The New York Times reported recently that a variety of companies have started to defect from using Google Maps because of the high fees charged for the service, and instead have turned to getting mapping data for free from OpenStreetMap,” Gralla reports. “The mobile social media service FourSquare has jumped ship, and for iPhoto, the iOS photo management app, Apple has switched from Google to OpenStreetMap.”

Gralla reports, “Behind the scenes, spurring all this on, is Microsoft. Microsoft hired OpenStreetMap founder Steve Coast to work for Bing as Principal Architect for Bing Mobile. Coast works on both Bing and OpenStreetMap… The Times reports that Coast is working on developing open-source software that will make it simpler for developers to get data from and use OpenStreetMap. And it also reports that Microsoft has been donating “valuable map data” to OpenStreetMap. Bing also uses OpenStreetMap data for its mapping service.”

Read more in the full article here.

MacDailyNews Take: We actually prefer Microsoft Bing’s “Bird’s Eye” to Google Map’s “45°” which rarely even works for the locations we’re checking out. Bing’s “Bird’s Eye” almost always does.

[Thanks to MacDailyNews Reader “Dan K.” for the heads up.]
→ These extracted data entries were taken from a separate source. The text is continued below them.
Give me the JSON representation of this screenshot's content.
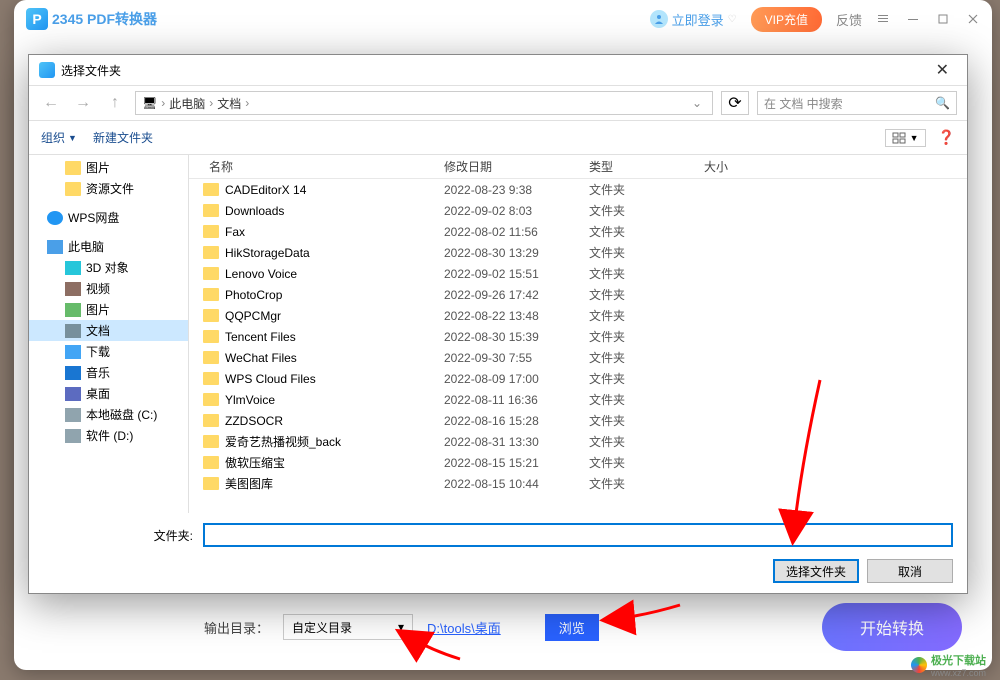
{
  "app": {
    "logo_letter": "P",
    "title": "2345 PDF转换器",
    "login": "立即登录",
    "vip": "VIP充值",
    "feedback": "反馈"
  },
  "bottom": {
    "out_label": "输出目录：",
    "select_value": "自定义目录",
    "path": "D:\\tools\\桌面",
    "browse": "浏览",
    "convert": "开始转换"
  },
  "dialog": {
    "title": "选择文件夹",
    "breadcrumb": {
      "pc": "此电脑",
      "docs": "文档"
    },
    "search_placeholder": "在 文档 中搜索",
    "organize": "组织",
    "newfolder": "新建文件夹",
    "columns": {
      "name": "名称",
      "date": "修改日期",
      "type": "类型",
      "size": "大小"
    },
    "folder_label": "文件夹:",
    "select_btn": "选择文件夹",
    "cancel_btn": "取消"
  },
  "tree": [
    {
      "label": "图片",
      "icon": "ic-folder",
      "level": 2
    },
    {
      "label": "资源文件",
      "icon": "ic-folder",
      "level": 2
    },
    {
      "label": "WPS网盘",
      "icon": "ic-wps",
      "level": 1,
      "gapTop": true
    },
    {
      "label": "此电脑",
      "icon": "ic-pc",
      "level": 1,
      "gapTop": true
    },
    {
      "label": "3D 对象",
      "icon": "ic-3d",
      "level": 2
    },
    {
      "label": "视频",
      "icon": "ic-video",
      "level": 2
    },
    {
      "label": "图片",
      "icon": "ic-pic",
      "level": 2
    },
    {
      "label": "文档",
      "icon": "ic-doc",
      "level": 2,
      "selected": true
    },
    {
      "label": "下载",
      "icon": "ic-dl",
      "level": 2
    },
    {
      "label": "音乐",
      "icon": "ic-music",
      "level": 2
    },
    {
      "label": "桌面",
      "icon": "ic-desk",
      "level": 2
    },
    {
      "label": "本地磁盘 (C:)",
      "icon": "ic-disk",
      "level": 2
    },
    {
      "label": "软件 (D:)",
      "icon": "ic-disk",
      "level": 2
    }
  ],
  "files": [
    {
      "name": "CADEditorX 14",
      "date": "2022-08-23 9:38",
      "type": "文件夹"
    },
    {
      "name": "Downloads",
      "date": "2022-09-02 8:03",
      "type": "文件夹"
    },
    {
      "name": "Fax",
      "date": "2022-08-02 11:56",
      "type": "文件夹"
    },
    {
      "name": "HikStorageData",
      "date": "2022-08-30 13:29",
      "type": "文件夹"
    },
    {
      "name": "Lenovo Voice",
      "date": "2022-09-02 15:51",
      "type": "文件夹"
    },
    {
      "name": "PhotoCrop",
      "date": "2022-09-26 17:42",
      "type": "文件夹"
    },
    {
      "name": "QQPCMgr",
      "date": "2022-08-22 13:48",
      "type": "文件夹"
    },
    {
      "name": "Tencent Files",
      "date": "2022-08-30 15:39",
      "type": "文件夹"
    },
    {
      "name": "WeChat Files",
      "date": "2022-09-30 7:55",
      "type": "文件夹"
    },
    {
      "name": "WPS Cloud Files",
      "date": "2022-08-09 17:00",
      "type": "文件夹"
    },
    {
      "name": "YlmVoice",
      "date": "2022-08-11 16:36",
      "type": "文件夹"
    },
    {
      "name": "ZZDSOCR",
      "date": "2022-08-16 15:28",
      "type": "文件夹"
    },
    {
      "name": "爱奇艺热播视频_back",
      "date": "2022-08-31 13:30",
      "type": "文件夹"
    },
    {
      "name": "傲软压缩宝",
      "date": "2022-08-15 15:21",
      "type": "文件夹"
    },
    {
      "name": "美图图库",
      "date": "2022-08-15 10:44",
      "type": "文件夹"
    }
  ],
  "watermark": {
    "name": "极光下载站",
    "url": "www.xz7.com"
  }
}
    1. I don’t know if Google has gotten any better, but the regular satellite view of my house showed a image over 5 years old where almost the entire neighborhood was an empty field. It stayed like that for almost 2 years and was finally updated recently.

  1. In terms of aerial photos, I don’t have a problem with any service being out of date, I understand that to regularly redo everything is an expensive, and largely pointless endeavour. Having something is better than nothing. Generally I find Google to be generally better (in the UK) for satellite images, but I do like Bing’s Bird’s Eye view, and love their ordnance survey and london street map overlay’s. In terms of general mapping I’ve not really got a preference. I mix and match really. The aforementioned bing overlays do make it a good starting point though.
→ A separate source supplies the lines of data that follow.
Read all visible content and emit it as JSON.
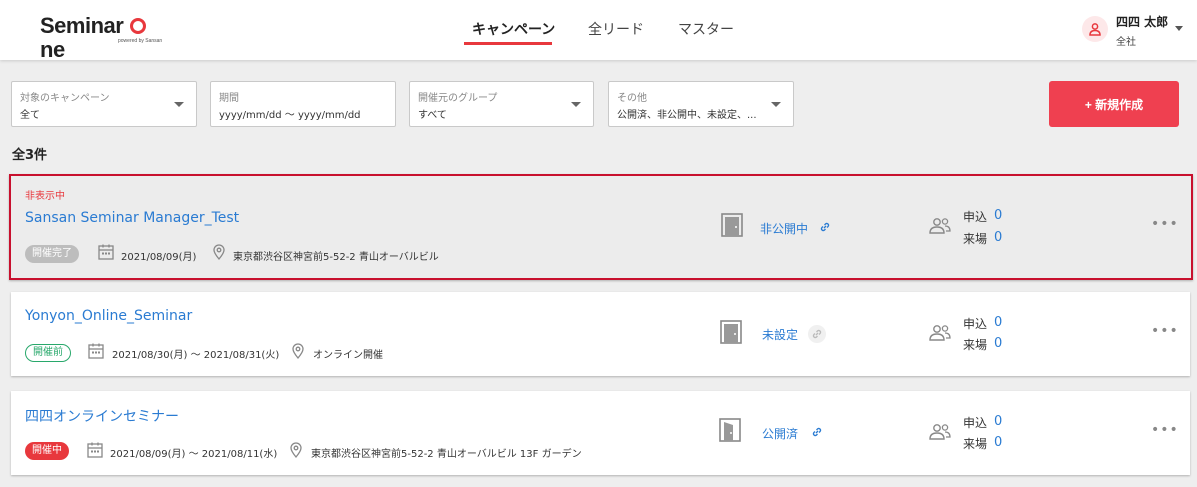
{
  "header": {
    "logo_text_1": "Seminar",
    "logo_text_2": "ne",
    "logo_sub": "powered by Sansan",
    "nav": [
      {
        "label": "キャンペーン",
        "active": true
      },
      {
        "label": "全リード",
        "active": false
      },
      {
        "label": "マスター",
        "active": false
      }
    ],
    "user": {
      "name": "四四 太郎",
      "org": "全社"
    }
  },
  "filters": [
    {
      "label": "対象のキャンペーン",
      "value": "全て"
    },
    {
      "label": "期間",
      "value": "yyyy/mm/dd 〜 yyyy/mm/dd"
    },
    {
      "label": "開催元のグループ",
      "value": "すべて"
    },
    {
      "label": "その他",
      "value": "公開済、非公開中、未設定、..."
    }
  ],
  "new_button": "+ 新規作成",
  "total": "全3件",
  "stat_labels": {
    "apply": "申込",
    "visit": "来場"
  },
  "campaigns": [
    {
      "hidden_tag": "非表示中",
      "title": "Sansan Seminar Manager_Test",
      "status": "開催完了",
      "date": "2021/08/09(月)",
      "location": "東京都渋谷区神宮前5-52-2 青山オーバルビル",
      "publish": "非公開中",
      "apply": "0",
      "visit": "0"
    },
    {
      "title": "Yonyon_Online_Seminar",
      "status": "開催前",
      "date": "2021/08/30(月) 〜 2021/08/31(火)",
      "location": "オンライン開催",
      "publish": "未設定",
      "apply": "0",
      "visit": "0"
    },
    {
      "title": "四四オンラインセミナー",
      "status": "開催中",
      "date": "2021/08/09(月) 〜 2021/08/11(水)",
      "location": "東京都渋谷区神宮前5-52-2 青山オーバルビル 13F ガーデン",
      "publish": "公開済",
      "apply": "0",
      "visit": "0"
    }
  ],
  "colors": {
    "accent": "#e8383d",
    "link": "#2a7bd2",
    "live": "#e8383d",
    "before": "#28a86b",
    "done": "#bdbdbd"
  }
}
  2. With all the money that Apple has, I don’t see why they can’t start their own mapping services or take over some company that can provide them with that function. Apple is always looking for something to do with their money and mapping and navigation services seems like a good thing for Apple to pursue. Apple definitely needs to divest itself of anything from Google.
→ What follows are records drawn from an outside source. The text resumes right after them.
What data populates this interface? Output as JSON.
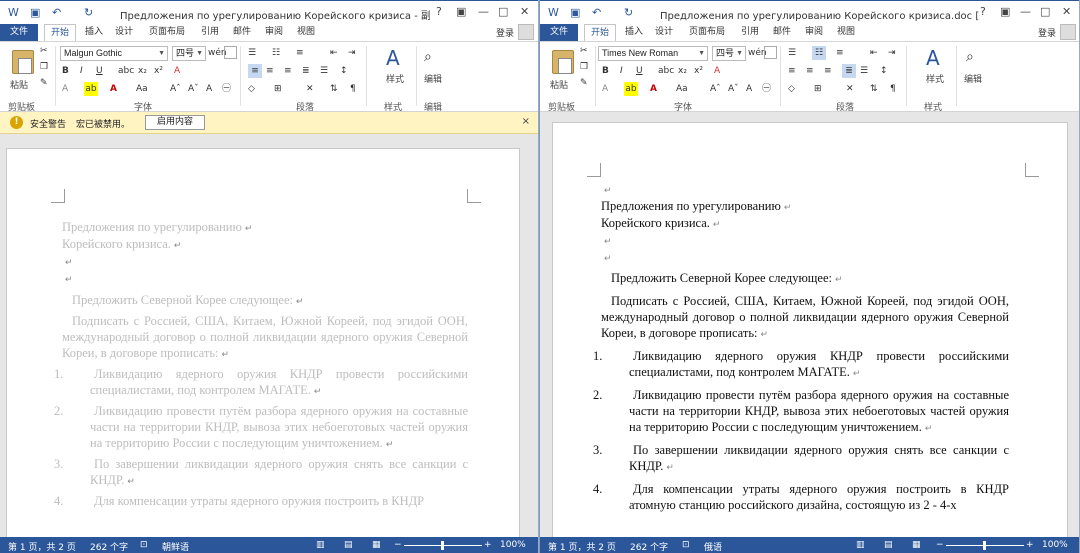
{
  "left": {
    "title": "Предложения по урегулированию Корейского кризиса - 副本...",
    "tabs": [
      "文件",
      "开始",
      "插入",
      "设计",
      "页面布局",
      "引用",
      "邮件",
      "审阅",
      "视图"
    ],
    "login": "登录",
    "ribbon": {
      "paste_label": "粘贴",
      "font_name": "Malgun Gothic",
      "font_size": "四号",
      "groups": [
        "剪贴板",
        "字体",
        "段落",
        "样式",
        "编辑"
      ],
      "styles_label": "样式",
      "edit_label": "编辑"
    },
    "security": {
      "title": "安全警告",
      "message": "宏已被禁用。",
      "button": "启用内容",
      "close": "×"
    },
    "doc": {
      "title1": "Предложения по урегулированию",
      "title2": "Корейского кризиса.",
      "intro": "Предложить Северной Корее следующее:",
      "para1": "Подписать с Россией, США, Китаем, Южной Кореей, под эгидой ООН, международный договор о полной ликвидации ядерного оружия Северной Кореи, в договоре прописать:",
      "items": [
        {
          "n": "1.",
          "text": "Ликвидацию ядерного оружия КНДР провести российскими специалистами, под контролем МАГАТЕ."
        },
        {
          "n": "2.",
          "text": "Ликвидацию провести путём разбора ядерного оружия на составные части на территории КНДР, вывоза этих небоеготовых частей оружия на территорию России с последующим уничтожением."
        },
        {
          "n": "3.",
          "text": "По завершении ликвидации ядерного оружия снять все санкции с КНДР."
        },
        {
          "n": "4.",
          "text": "Для компенсации утраты ядерного оружия построить в КНДР"
        }
      ]
    },
    "status": {
      "page": "第 1 页，共 2 页",
      "words": "262 个字",
      "lang": "朝鲜语",
      "zoom": "100%"
    }
  },
  "right": {
    "title": "Предложения по урегулированию Корейского кризиса.doc [兼...",
    "tabs": [
      "文件",
      "开始",
      "插入",
      "设计",
      "页面布局",
      "引用",
      "邮件",
      "审阅",
      "视图"
    ],
    "login": "登录",
    "ribbon": {
      "paste_label": "粘贴",
      "font_name": "Times New Roman",
      "font_size": "四号",
      "groups": [
        "剪贴板",
        "字体",
        "段落",
        "样式"
      ],
      "styles_label": "样式",
      "edit_label": "编辑"
    },
    "doc": {
      "title1": "Предложения по урегулированию",
      "title2": "Корейского кризиса.",
      "intro": "Предложить Северной Корее следующее:",
      "para1": "Подписать с Россией, США, Китаем, Южной Кореей, под эгидой ООН, международный договор о полной ликвидации ядерного оружия Северной Кореи, в договоре прописать:",
      "items": [
        {
          "n": "1.",
          "text": "Ликвидацию ядерного оружия КНДР провести российскими специалистами, под контролем МАГАТЕ."
        },
        {
          "n": "2.",
          "text": "Ликвидацию провести путём разбора ядерного оружия на составные части на территории КНДР, вывоза этих небоеготовых частей оружия на территорию России с последующим уничтожением."
        },
        {
          "n": "3.",
          "text": "По завершении ликвидации ядерного оружия снять все санкции с КНДР."
        },
        {
          "n": "4.",
          "text": "Для компенсации утраты ядерного оружия построить в КНДР атомную станцию российского дизайна, состоящую из 2 - 4-х"
        }
      ]
    },
    "status": {
      "page": "第 1 页，共 2 页",
      "words": "262 个字",
      "lang": "俄语",
      "zoom": "100%"
    }
  },
  "colors": {
    "accent": "#2b579a",
    "warning_bar": "#fff4c2"
  }
}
    1. Apple has already purchased some mapping tech companies. The question is when they will pull the trigger and start integrating the acquired tech into their OSes or services.

        1. MobileMe. Safari for Windows. Heck, iTunes for Windows.

          That being said, those represent the exceptions to the rule. For the most part, Apple waits to make a good first impression with their products, and I’m sure their internal mapping efforts are no different.

  3. Here in the.bay area Google images are many years ahead of Bing. And Google Earth historical layers are wonderful. Whatever iPhoto is using is truly pathetic. I am no Google fan but they have by far the best arial imagry. My house has been flown 5 times in the last 12 years, while Bing images are at least 4 years old, GE image July 2011. Google owns mapping, they are the iPad of mapping, everyone else is hopeless. Apple has no need to try to compete in maps, just use Google,

    1. Yeah, I live in the bay area too, and Google is definitely the best when it comes to aerial imagery. I also see the Google mapping cars drive around on a regular basis. I’m sure a lot of that has to do with Google HQ being in Mountain View though.

      With that said, I would gladly ditch Google Maps for an Apple alternative, but until that happens I’ll just have to make do with the evil empire.

  4. HughB, I think you’ll find Google gets its mapping data and satellite/aerial photography from 3rd-party sources; it’s only StreetView that Google actually does themselves, AFAIK.